[sheepdog] [PATCH] sheep: remove master node

Sun Jul 14 08:25:12 CEST 2013

On Sun, Jul 14, 2013 at 12:08:46AM +0900, MORITA Kazutaka wrote:
> From: MORITA Kazutaka <morita.kazutaka at lab.ntt.co.jp>
> 
> The current procedure to handle sheep join is as follows.
> 
>  1. The joining node sends a join request.
>  2. The master node accepts the request.
>  3. All the nodes update cluster members.
> 
> This procedure has some problems:
> 
>  - The master election is too complex to maintain.
>    It is very difficult to make sure that the implementation is
>    correct.
> 
>  - The master node can fail while it is accepting the joining node.
>    The newly elected master has to take over the process, but it's
>    usually difficult to implement because we have to know what the
>    previous master did and what it did not before its failure.
> 
> This patch changes the sheep join procedure to the following.
> 
>  1. The joining node sends a join request.
>  2. Some of the existing nodes accept the request.

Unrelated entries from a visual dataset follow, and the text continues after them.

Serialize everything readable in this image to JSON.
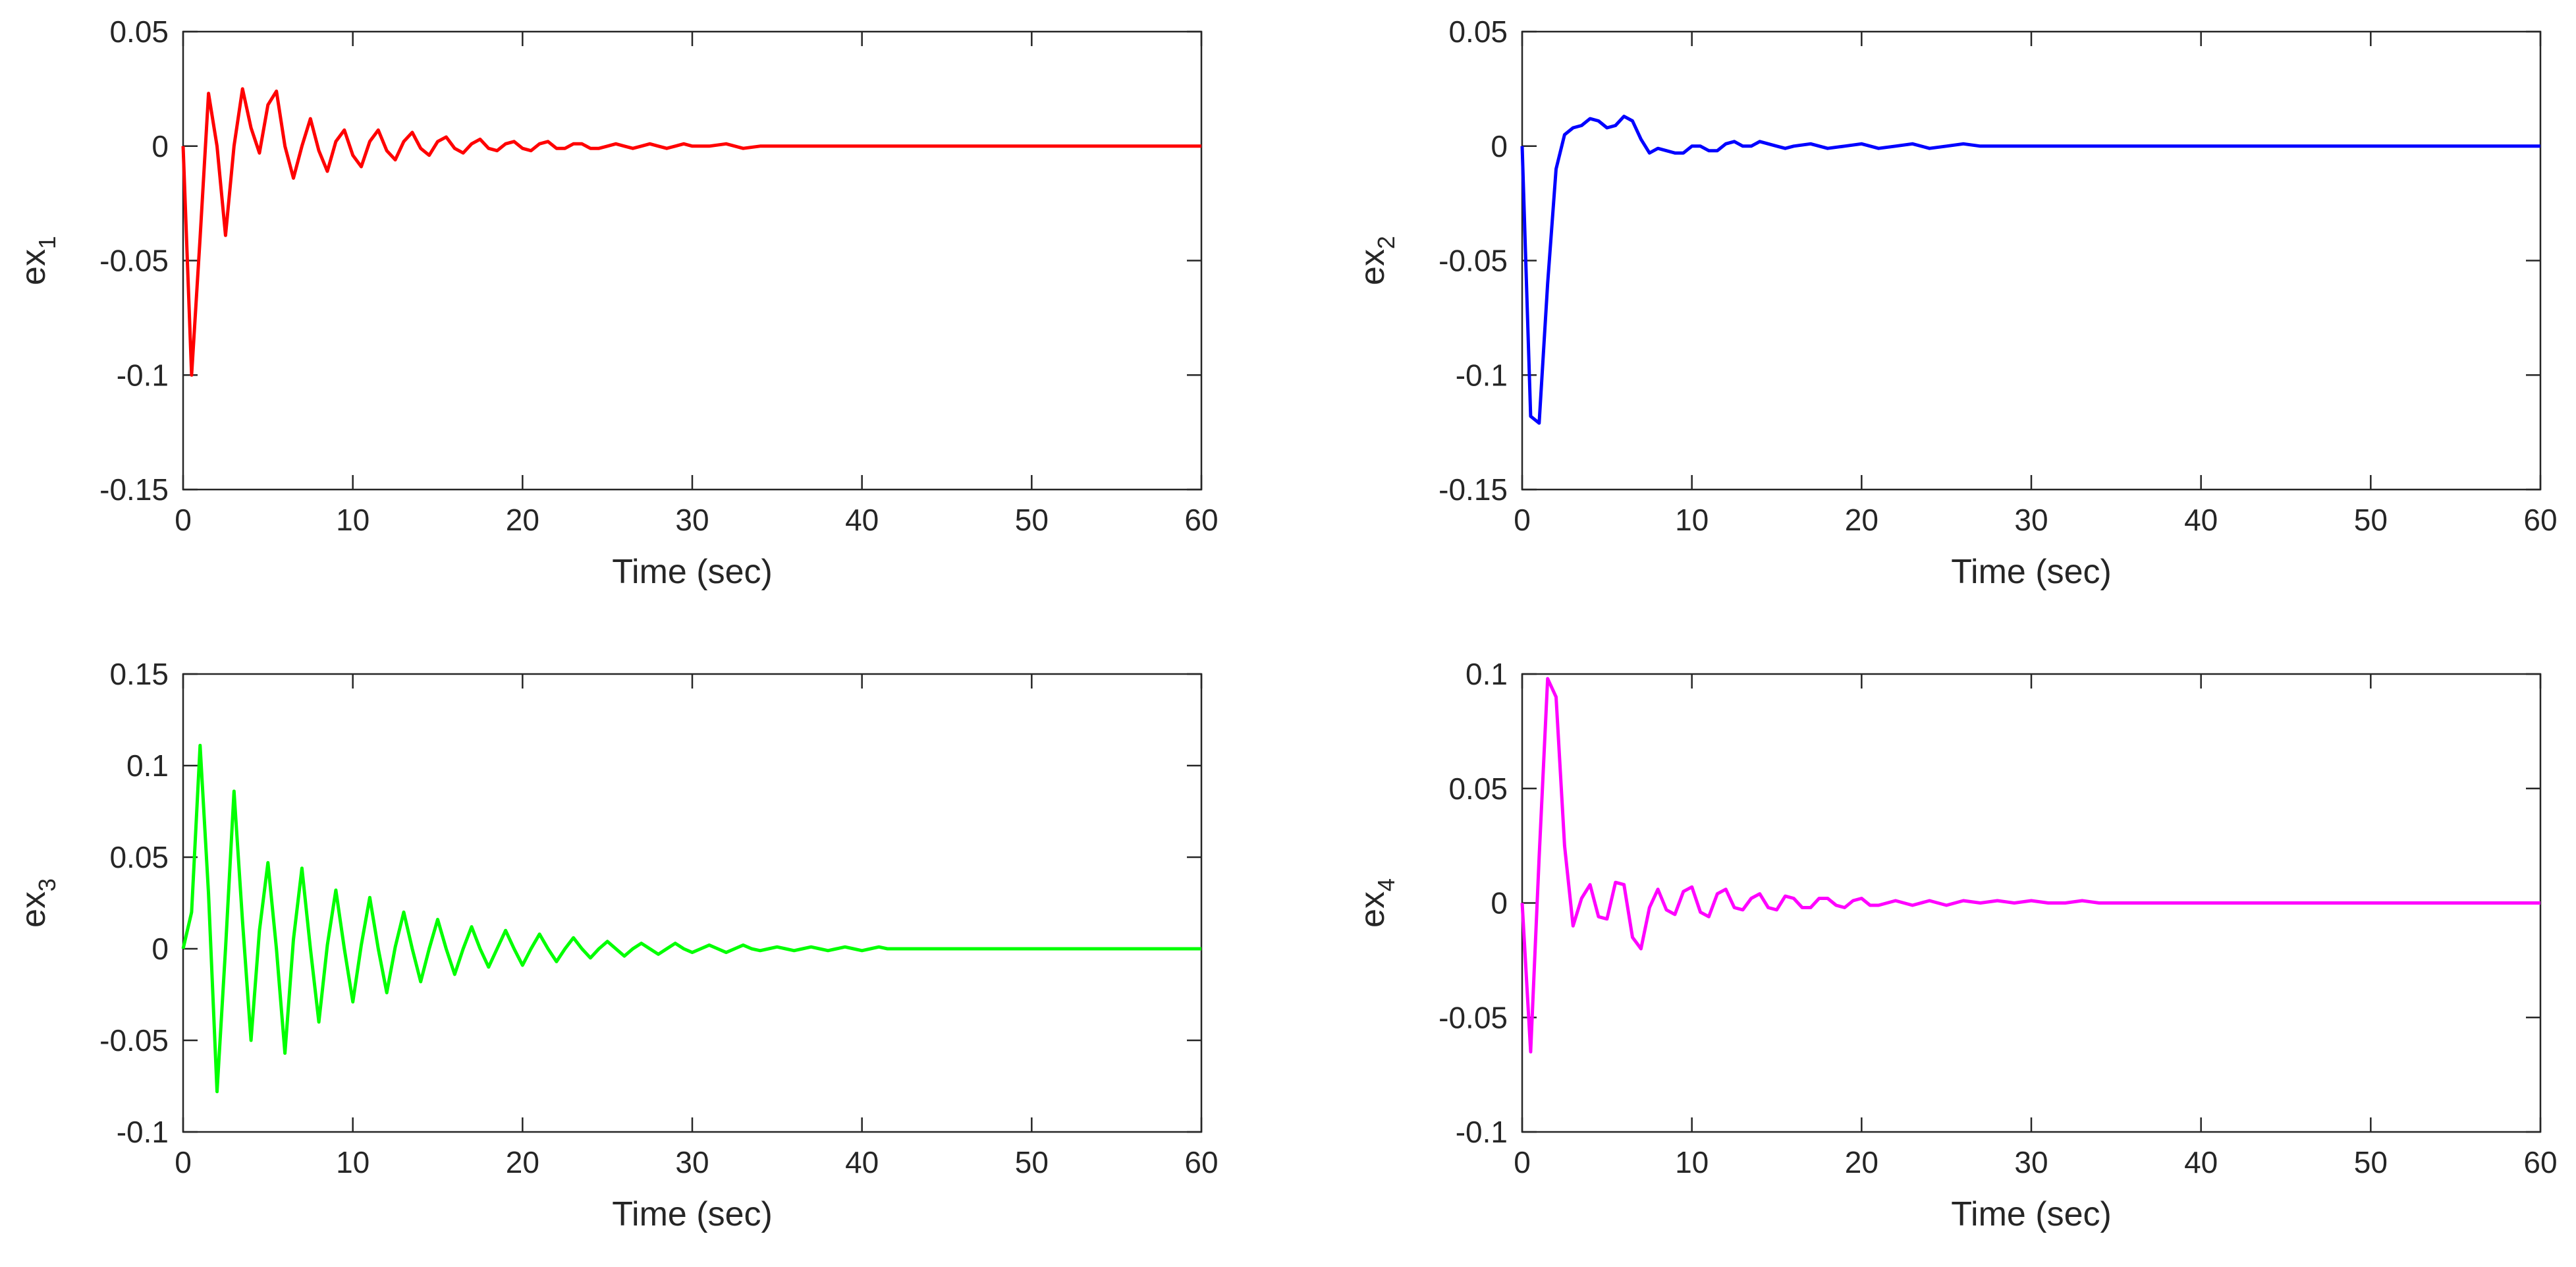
{
  "figure": {
    "layout": "2x2 grid of line plots",
    "background": "#ffffff"
  },
  "chart_data": [
    {
      "id": "ex1",
      "type": "line",
      "title": "",
      "xlabel": "Time (sec)",
      "ylabel_main": "ex",
      "ylabel_sub": "1",
      "xlim": [
        0,
        60
      ],
      "ylim": [
        -0.15,
        0.05
      ],
      "xticks": [
        0,
        10,
        20,
        30,
        40,
        50,
        60
      ],
      "xtick_labels": [
        "0",
        "10",
        "20",
        "30",
        "40",
        "50",
        "60"
      ],
      "yticks": [
        -0.15,
        -0.1,
        -0.05,
        0,
        0.05
      ],
      "ytick_labels": [
        "-0.15",
        "-0.1",
        "-0.05",
        "0",
        "0.05"
      ],
      "color": "#ff0000",
      "grid": false,
      "series": [
        {
          "name": "ex1",
          "x": [
            0,
            0.5,
            1,
            1.5,
            2,
            2.5,
            3,
            3.5,
            4,
            4.5,
            5,
            5.5,
            6,
            6.5,
            7,
            7.5,
            8,
            8.5,
            9,
            9.5,
            10,
            10.5,
            11,
            11.5,
            12,
            12.5,
            13,
            13.5,
            14,
            14.5,
            15,
            15.5,
            16,
            16.5,
            17,
            17.5,
            18,
            18.5,
            19,
            19.5,
            20,
            20.5,
            21,
            21.5,
            22,
            22.5,
            23,
            23.5,
            24,
            24.5,
            25,
            25.5,
            26,
            26.5,
            27,
            27.5,
            28,
            28.5,
            29,
            29.5,
            30,
            31,
            32,
            33,
            34,
            35,
            36,
            37,
            38,
            39,
            40,
            41,
            42,
            43,
            44,
            45,
            50,
            55,
            60
          ],
          "y": [
            0,
            -0.1,
            -0.04,
            0.023,
            0,
            -0.039,
            0,
            0.025,
            0.008,
            -0.003,
            0.018,
            0.024,
            0,
            -0.014,
            0,
            0.012,
            -0.002,
            -0.011,
            0.002,
            0.007,
            -0.004,
            -0.009,
            0.002,
            0.007,
            -0.002,
            -0.006,
            0.002,
            0.006,
            -0.001,
            -0.004,
            0.002,
            0.004,
            -0.001,
            -0.003,
            0.001,
            0.003,
            -0.001,
            -0.002,
            0.001,
            0.002,
            -0.001,
            -0.002,
            0.001,
            0.002,
            -0.001,
            -0.001,
            0.001,
            0.001,
            -0.001,
            -0.001,
            0,
            0.001,
            0,
            -0.001,
            0,
            0.001,
            0,
            -0.001,
            0,
            0.001,
            0,
            0,
            0.001,
            -0.001,
            0,
            0,
            0,
            0,
            0,
            0,
            0,
            0,
            0,
            0,
            0,
            0,
            0,
            0,
            0
          ]
        }
      ]
    },
    {
      "id": "ex2",
      "type": "line",
      "title": "",
      "xlabel": "Time (sec)",
      "ylabel_main": "ex",
      "ylabel_sub": "2",
      "xlim": [
        0,
        60
      ],
      "ylim": [
        -0.15,
        0.05
      ],
      "xticks": [
        0,
        10,
        20,
        30,
        40,
        50,
        60
      ],
      "xtick_labels": [
        "0",
        "10",
        "20",
        "30",
        "40",
        "50",
        "60"
      ],
      "yticks": [
        -0.15,
        -0.1,
        -0.05,
        0,
        0.05
      ],
      "ytick_labels": [
        "-0.15",
        "-0.1",
        "-0.05",
        "0",
        "0.05"
      ],
      "color": "#0000ff",
      "grid": false,
      "series": [
        {
          "name": "ex2",
          "x": [
            0,
            0.5,
            1,
            1.5,
            2,
            2.5,
            3,
            3.5,
            4,
            4.5,
            5,
            5.5,
            6,
            6.5,
            7,
            7.5,
            8,
            8.5,
            9,
            9.5,
            10,
            10.5,
            11,
            11.5,
            12,
            12.5,
            13,
            13.5,
            14,
            14.5,
            15,
            15.5,
            16,
            17,
            18,
            19,
            20,
            21,
            22,
            23,
            24,
            25,
            26,
            27,
            28,
            29,
            30,
            32,
            35,
            40,
            45,
            50,
            55,
            60
          ],
          "y": [
            0,
            -0.118,
            -0.121,
            -0.06,
            -0.01,
            0.005,
            0.008,
            0.009,
            0.012,
            0.011,
            0.008,
            0.009,
            0.013,
            0.011,
            0.003,
            -0.003,
            -0.001,
            -0.002,
            -0.003,
            -0.003,
            0,
            0,
            -0.002,
            -0.002,
            0.001,
            0.002,
            0,
            0,
            0.002,
            0.001,
            0,
            -0.001,
            0,
            0.001,
            -0.001,
            0,
            0.001,
            -0.001,
            0,
            0.001,
            -0.001,
            0,
            0.001,
            0,
            0,
            0,
            0,
            0,
            0,
            0,
            0,
            0,
            0,
            0
          ]
        }
      ]
    },
    {
      "id": "ex3",
      "type": "line",
      "title": "",
      "xlabel": "Time (sec)",
      "ylabel_main": "ex",
      "ylabel_sub": "3",
      "xlim": [
        0,
        60
      ],
      "ylim": [
        -0.1,
        0.15
      ],
      "xticks": [
        0,
        10,
        20,
        30,
        40,
        50,
        60
      ],
      "xtick_labels": [
        "0",
        "10",
        "20",
        "30",
        "40",
        "50",
        "60"
      ],
      "yticks": [
        -0.1,
        -0.05,
        0,
        0.05,
        0.1,
        0.15
      ],
      "ytick_labels": [
        "-0.1",
        "-0.05",
        "0",
        "0.05",
        "0.1",
        "0.15"
      ],
      "color": "#00ff00",
      "grid": false,
      "series": [
        {
          "name": "ex3",
          "x": [
            0,
            0.5,
            1,
            1.5,
            2,
            2.5,
            3,
            3.5,
            4,
            4.5,
            5,
            5.5,
            6,
            6.5,
            7,
            7.5,
            8,
            8.5,
            9,
            9.5,
            10,
            10.5,
            11,
            11.5,
            12,
            12.5,
            13,
            13.5,
            14,
            14.5,
            15,
            15.5,
            16,
            16.5,
            17,
            17.5,
            18,
            18.5,
            19,
            19.5,
            20,
            20.5,
            21,
            21.5,
            22,
            22.5,
            23,
            23.5,
            24,
            24.5,
            25,
            25.5,
            26,
            26.5,
            27,
            27.5,
            28,
            28.5,
            29,
            29.5,
            30,
            30.5,
            31,
            31.5,
            32,
            32.5,
            33,
            33.5,
            34,
            34.5,
            35,
            35.5,
            36,
            36.5,
            37,
            37.5,
            38,
            38.5,
            39,
            39.5,
            40,
            40.5,
            41,
            41.5,
            42,
            43,
            44,
            45,
            46,
            47,
            48,
            49,
            50,
            52,
            55,
            60
          ],
          "y": [
            0,
            0.02,
            0.111,
            0.03,
            -0.078,
            0,
            0.086,
            0.015,
            -0.05,
            0.01,
            0.047,
            0,
            -0.057,
            0.005,
            0.044,
            0,
            -0.04,
            0.002,
            0.032,
            0,
            -0.029,
            0.002,
            0.028,
            0,
            -0.024,
            0.001,
            0.02,
            0,
            -0.018,
            0,
            0.016,
            0,
            -0.014,
            0,
            0.012,
            0,
            -0.01,
            0,
            0.01,
            0,
            -0.009,
            0,
            0.008,
            0,
            -0.007,
            0,
            0.006,
            0,
            -0.005,
            0,
            0.004,
            0,
            -0.004,
            0,
            0.003,
            0,
            -0.003,
            0,
            0.003,
            0,
            -0.002,
            0,
            0.002,
            0,
            -0.002,
            0,
            0.002,
            0,
            -0.001,
            0,
            0.001,
            0,
            -0.001,
            0,
            0.001,
            0,
            -0.001,
            0,
            0.001,
            0,
            -0.001,
            0,
            0.001,
            0,
            0,
            0,
            0,
            0,
            0,
            0,
            0,
            0,
            0,
            0,
            0,
            0
          ]
        }
      ]
    },
    {
      "id": "ex4",
      "type": "line",
      "title": "",
      "xlabel": "Time (sec)",
      "ylabel_main": "ex",
      "ylabel_sub": "4",
      "xlim": [
        0,
        60
      ],
      "ylim": [
        -0.1,
        0.1
      ],
      "xticks": [
        0,
        10,
        20,
        30,
        40,
        50,
        60
      ],
      "xtick_labels": [
        "0",
        "10",
        "20",
        "30",
        "40",
        "50",
        "60"
      ],
      "yticks": [
        -0.1,
        -0.05,
        0,
        0.05,
        0.1
      ],
      "ytick_labels": [
        "-0.1",
        "-0.05",
        "0",
        "0.05",
        "0.1"
      ],
      "color": "#ff00ff",
      "grid": false,
      "series": [
        {
          "name": "ex4",
          "x": [
            0,
            0.5,
            1,
            1.5,
            2,
            2.5,
            3,
            3.5,
            4,
            4.5,
            5,
            5.5,
            6,
            6.5,
            7,
            7.5,
            8,
            8.5,
            9,
            9.5,
            10,
            10.5,
            11,
            11.5,
            12,
            12.5,
            13,
            13.5,
            14,
            14.5,
            15,
            15.5,
            16,
            16.5,
            17,
            17.5,
            18,
            18.5,
            19,
            19.5,
            20,
            20.5,
            21,
            22,
            23,
            24,
            25,
            26,
            27,
            28,
            29,
            30,
            31,
            32,
            33,
            34,
            35,
            36,
            38,
            40,
            45,
            50,
            55,
            60
          ],
          "y": [
            0,
            -0.065,
            0.02,
            0.098,
            0.09,
            0.025,
            -0.01,
            0.002,
            0.008,
            -0.006,
            -0.007,
            0.009,
            0.008,
            -0.015,
            -0.02,
            -0.002,
            0.006,
            -0.003,
            -0.005,
            0.005,
            0.007,
            -0.004,
            -0.006,
            0.004,
            0.006,
            -0.002,
            -0.003,
            0.002,
            0.004,
            -0.002,
            -0.003,
            0.003,
            0.002,
            -0.002,
            -0.002,
            0.002,
            0.002,
            -0.001,
            -0.002,
            0.001,
            0.002,
            -0.001,
            -0.001,
            0.001,
            -0.001,
            0.001,
            -0.001,
            0.001,
            0,
            0.001,
            0,
            0.001,
            0,
            0,
            0.001,
            0,
            0,
            0,
            0,
            0,
            0,
            0,
            0,
            0
          ]
        }
      ]
    }
  ]
}
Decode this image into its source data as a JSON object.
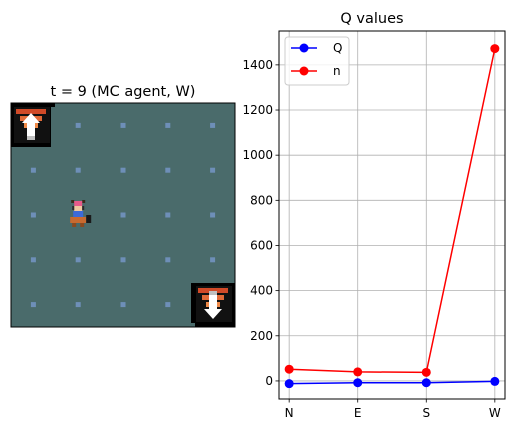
{
  "left_panel": {
    "title": "t = 9 (MC agent, W)",
    "grid": {
      "cols": 5,
      "rows": 5,
      "floor_color": "#4a6b6b",
      "dot_color": "#6e8fb8"
    },
    "agent_cell": [
      1,
      2
    ],
    "stairs_cells": [
      [
        0,
        0
      ],
      [
        4,
        4
      ]
    ]
  },
  "chart_data": {
    "type": "line",
    "title": "Q values",
    "xlabel": "",
    "ylabel": "",
    "categories": [
      "N",
      "E",
      "S",
      "W"
    ],
    "ylim": [
      -80,
      1550
    ],
    "yticks": [
      0,
      200,
      400,
      600,
      800,
      1000,
      1200,
      1400
    ],
    "grid": true,
    "legend_position": "upper-left",
    "series": [
      {
        "name": "Q",
        "color": "#0000ff",
        "values": [
          -12,
          -8,
          -8,
          -2
        ]
      },
      {
        "name": "n",
        "color": "#ff0000",
        "values": [
          52,
          40,
          38,
          1472
        ]
      }
    ]
  }
}
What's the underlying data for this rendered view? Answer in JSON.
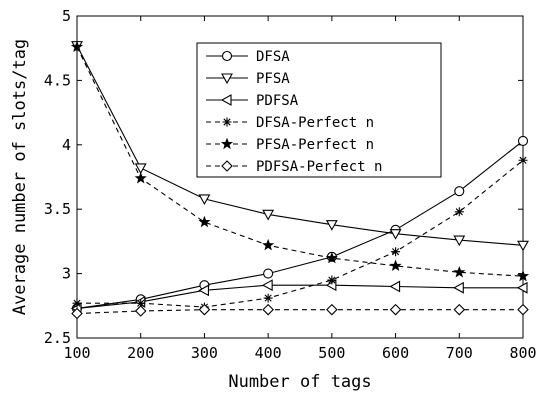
{
  "chart_data": {
    "type": "line",
    "xlabel": "Number of tags",
    "ylabel": "Average number of slots/tag",
    "xlim": [
      100,
      800
    ],
    "ylim": [
      2.5,
      5
    ],
    "x": [
      100,
      200,
      300,
      400,
      500,
      600,
      700,
      800
    ],
    "x_ticks": [
      "100",
      "200",
      "300",
      "400",
      "500",
      "600",
      "700",
      "800"
    ],
    "y_ticks": [
      "2.5",
      "3",
      "3.5",
      "4",
      "4.5",
      "5"
    ],
    "x_tick_values": [
      100,
      200,
      300,
      400,
      500,
      600,
      700,
      800
    ],
    "y_tick_values": [
      2.5,
      3,
      3.5,
      4,
      4.5,
      5
    ],
    "grid": false,
    "legend_position": "top-center",
    "series": [
      {
        "name": "DFSA",
        "marker": "circle",
        "dash": "solid",
        "values": [
          2.73,
          2.8,
          2.91,
          3.0,
          3.13,
          3.34,
          3.64,
          4.03
        ]
      },
      {
        "name": "PFSA",
        "marker": "triangle-down",
        "dash": "solid",
        "values": [
          4.77,
          3.82,
          3.58,
          3.46,
          3.38,
          3.31,
          3.26,
          3.22
        ]
      },
      {
        "name": "PDFSA",
        "marker": "triangle-left",
        "dash": "solid",
        "values": [
          2.73,
          2.78,
          2.87,
          2.91,
          2.91,
          2.9,
          2.89,
          2.89
        ]
      },
      {
        "name": "DFSA-Perfect n",
        "marker": "asterisk",
        "dash": "dashed",
        "values": [
          2.77,
          2.77,
          2.74,
          2.81,
          2.95,
          3.17,
          3.48,
          3.88
        ]
      },
      {
        "name": "PFSA-Perfect n",
        "marker": "star",
        "dash": "dashed",
        "values": [
          4.76,
          3.74,
          3.4,
          3.22,
          3.12,
          3.06,
          3.01,
          2.98
        ]
      },
      {
        "name": "PDFSA-Perfect n",
        "marker": "diamond",
        "dash": "dashed",
        "values": [
          2.69,
          2.71,
          2.72,
          2.72,
          2.72,
          2.72,
          2.72,
          2.72
        ]
      }
    ]
  }
}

Seems that all the nodes in the cluster accept the request, no?

>  3. All the nodes update cluster members.
> 
> It is allowed for the multiple nodes to call sd_accept_handler()
> against the same join request, but at least one node must have to do
> it.  With this change, we can eliminate a master, and node failure
> while accepting node join is also allowed.
> 

Why sd_accept_handler is reentrant in cluster aspect? I noticed that, e.g,
push_join_response() of zk driver are called on all the nodes too. So if
following case happens, can sheep handle it?

2 nodes in the cluster {A, B}. And C is joining the cluster.

A -> push_join_response() and quickly return, watcher of A, B, C is called
     to handle EVENT_ACCEPT from A.
B -> push_join_response() slowly return because of network, A, B, C handles
     EVENT_ACCEPT from B.

Simply put, can sheep hanle multiple EVENT_ACCEPT of the same node?

Thanks
Yuan